This special January 2nd, 2016 episode of Zero Squared explores why Critical Theorists deploy the word "problematic" and what they are REALLY saying when they talk about your fave.
Clips in this episode/collage include KMO from the C-Realm, John Berger, The Wireless Philosopher on the Problem of Perception, Michel Foucault Beyond Good and Evil (1993), music from the Truman Show, Laci Green, Tori the Queer, Evan Edinger, Noam Chomsky, Robin Williams, and clips the film A Day in the Afterlive of Philip K Dick.
Here's an excerpt from the collage:
What’s problematic in today’s Critical Theory? That is, what is it that motivates the critical theorist to call something “problematic?”
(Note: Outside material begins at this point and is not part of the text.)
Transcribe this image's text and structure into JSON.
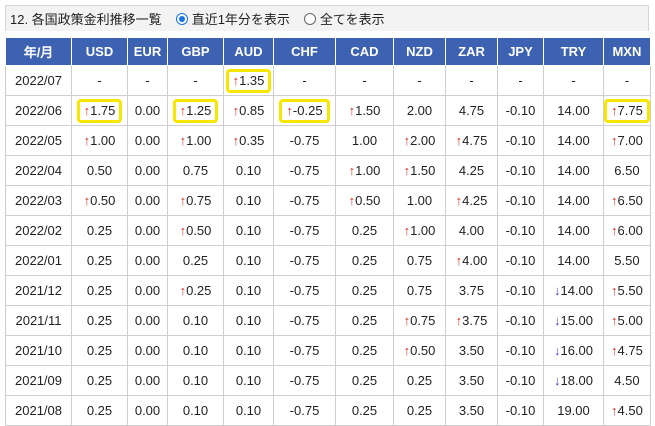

According to the Philosophy dictionary online (that’s www.philosophy-dictionary dot org) something is a “problematic judgement” when it involves “the consciousness of the mere possibility” or, when it does not contain the consciousness of actuality or necessity.
To clarify, something is a problematic judgement, when it is subjective. In Hegel’s Science of Logic he labels the problematic as “assertoric.” This just means that it is an assertion given by a particular subject. Hegel’s logic is quite complicated, but the claim here is that when one asserts something, like “twerking is bad” one is asserting more than a particular fact about one’s own subjective experience. One is also making a claim about a universal notion.
To make this clearer still, something is problematic or problematized when it can seen to be self-generated and thereby self-interested rather than objective or necessary.
Again, the problem in the term “problematic” is the subjectivity of experience. A claim is problematic when its relationship to a universal notion or an objective fact has not been determined.
We might wonder then why it is that so many people use the term “problematic” a bit differently.